Remarkably, conscientiousness has also been observed at the group level. The collective version of the trait can, in fact, more powerfully predict team performance than the presence of the trait in individuals. The sky may be the limit for distributed teams with high collective conscientiousness. With purposeful and structured communication, this type of group can match or surpass the intrinsic collaborative value of being together in the office, even when physically apart. Traditional learning by osmosis—the kind of informal education we all receive when looking over a shoulder or chatting around the water cooler—is substituted with proactive discussion and mindful consideration. One may make greater strides (and friends) by curating their work with others in mind rather than simply passing the baton.

Building the skill of conscientiousness: culture, process, and leadership

So, given the power of conscientious thinking, how can companies, leaders, and teams promote the trait in practice? Just as a tree springs from the soil, conscientiousness requires a strong team culture to grow. Shared values of honesty and transparency must be present to establish safety and trust. Teams must have clarity of mission to foster a sense of community and belonging. This drives more frequent and willing contributions toward a shared goal. The real power of conscientious thinking is in its force multiplier effect: mindfulness is contagious.

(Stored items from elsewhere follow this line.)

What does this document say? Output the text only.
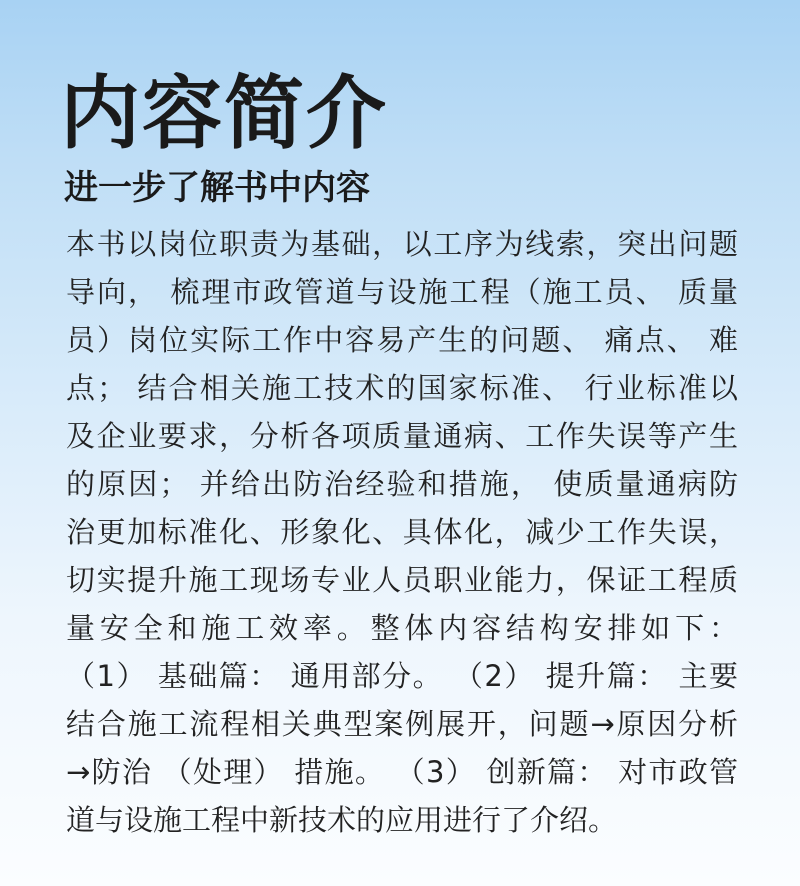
内容简介
进一步了解书中内容
本书以岗位职责为基础，以工序为线索，突出问题
导向， 梳理市政管道与设施工程（施工员、 质量
员）岗位实际工作中容易产生的问题、 痛点、 难
点； 结合相关施工技术的国家标准、 行业标准以
及企业要求，分析各项质量通病、工作失误等产生
的原因； 并给出防治经验和措施， 使质量通病防
治更加标准化、形象化、具体化，减少工作失误，
切实提升施工现场专业人员职业能力，保证工程质
量安全和施工效率。整体内容结构安排如下：
（1） 基础篇： 通用部分。 （2） 提升篇： 主要
结合施工流程相关典型案例展开，问题→原因分析
→防治 （处理） 措施。 （3） 创新篇： 对市政管
道与设施工程中新技术的应用进行了介绍。
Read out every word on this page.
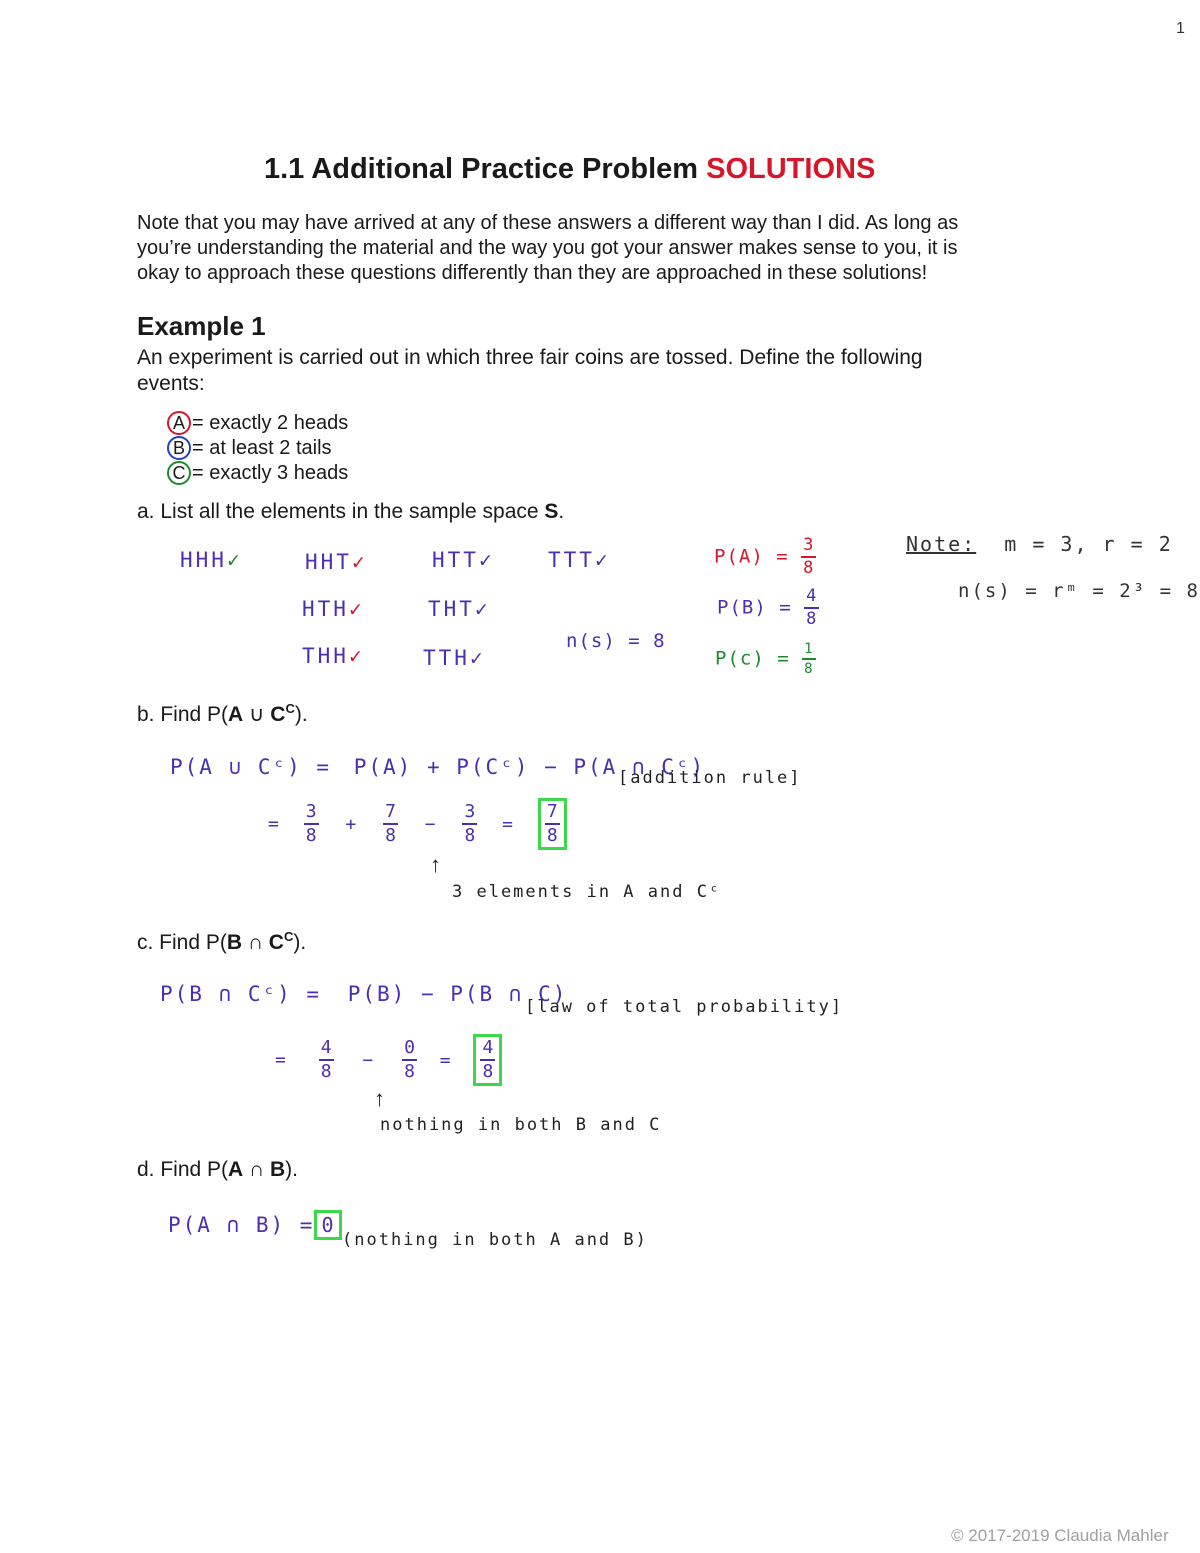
1
1.1 Additional Practice Problem SOLUTIONS
Note that you may have arrived at any of these answers a different way than I did. As long as
you’re understanding the material and the way you got your answer makes sense to you, it is
okay to approach these questions differently than they are approached in these solutions!
Example 1
An experiment is carried out in which three fair coins are tossed. Define the following
events:
A = exactly 2 heads
B = at least 2 tails
C = exactly 3 heads
a. List all the elements in the sample space S.
HHH✓	HHT✓	HTT✓	TTT✓
HTH✓	THT✓
THH✓	TTH✓
n(s) = 8
$P(A) = \frac{3}{8}$
$P(B) = \frac{4}{8}$
$P(c) = \frac{1}{8}$
Note: m = 3, r = 2
n(s) = rᵐ = 2³ = 8
b. Find P(A ∪ $C^C$).
P(A ∪ Cᶜ) = P(A) + P(Cᶜ) − P(A ∩ Cᶜ)
[addition rule]
= $\frac{3}{8} + \frac{7}{8} - \frac{3}{8} = \frac{7}{8}$
↑
3 elements in A and Cᶜ
c. Find P(B ∩ $C^C$).
P(B ∩ Cᶜ) = P(B) − P(B ∩ C)
[law of total probability]
= $\frac{4}{8} - \frac{0}{8} = \frac{4}{8}$
↑
nothing in both B and C
d. Find P(A ∩ B).
P(A ∩ B) = 0
(nothing in both A and B)
© 2017-2019 Claudia Mahler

Culture is just the beginning, however. Successful teams must also invest in ordered processes to leverage results from the trait. Clear, consistent, and truthful communication is a prerequisite. Priorities and division of responsibility must be evident such that teammates appreciate how to push the boundaries of their respective roles and, in doing so, assist others. Robust dialogue also kickstarts knowledge-sharing behavior, which benefits the entire team, just as a rising tide lifts all boats. Reciprocity can nudge even the most hardened introvert into sharing on behalf of the common good.

Likewise, managers are not immune from the change needed to support these endeavors. To ensure employees have the information they need to execute, managers must be accessible (even virtually), engaged, and willing to coach when needed. They might begin by conducting a workflow audit to understand which processes and tasks may be done sequentially and which must be executed in parallel. Where does work happen collaboratively, and where is it truly independent? How do the outcomes of employee A’s assignment affect the inputs to employee B?

Highly conscientious teams will outperform when task work and decision-making are strategically intertwined. The self-aware manager will understand the nuances of these dynamics and shift the group’s thinking toward a new paradigm of performance: one prioritizing results over presence.

If conscientiousness can’t be grown organically, external talent may help fill in the blanks. Long considered to be an example of ‘soft science,’ more and more companies are exploring formalized assessment tools and personality inventories in their recruiting practices. Beyond conscientiousness, evaluations can be customized to identify traits such as curiosity, intuition, or resilience. While there is an implied danger in reducing employee contribution to a formula, one can envision the day when teams are carefully constructed by balancing complementary traits, the way a chef would assemble ingredients for a gourmet meal. Regardless of taste, a sprinkling of conscientiousness will greatly add richness, flavor, and satisfaction to our future teams.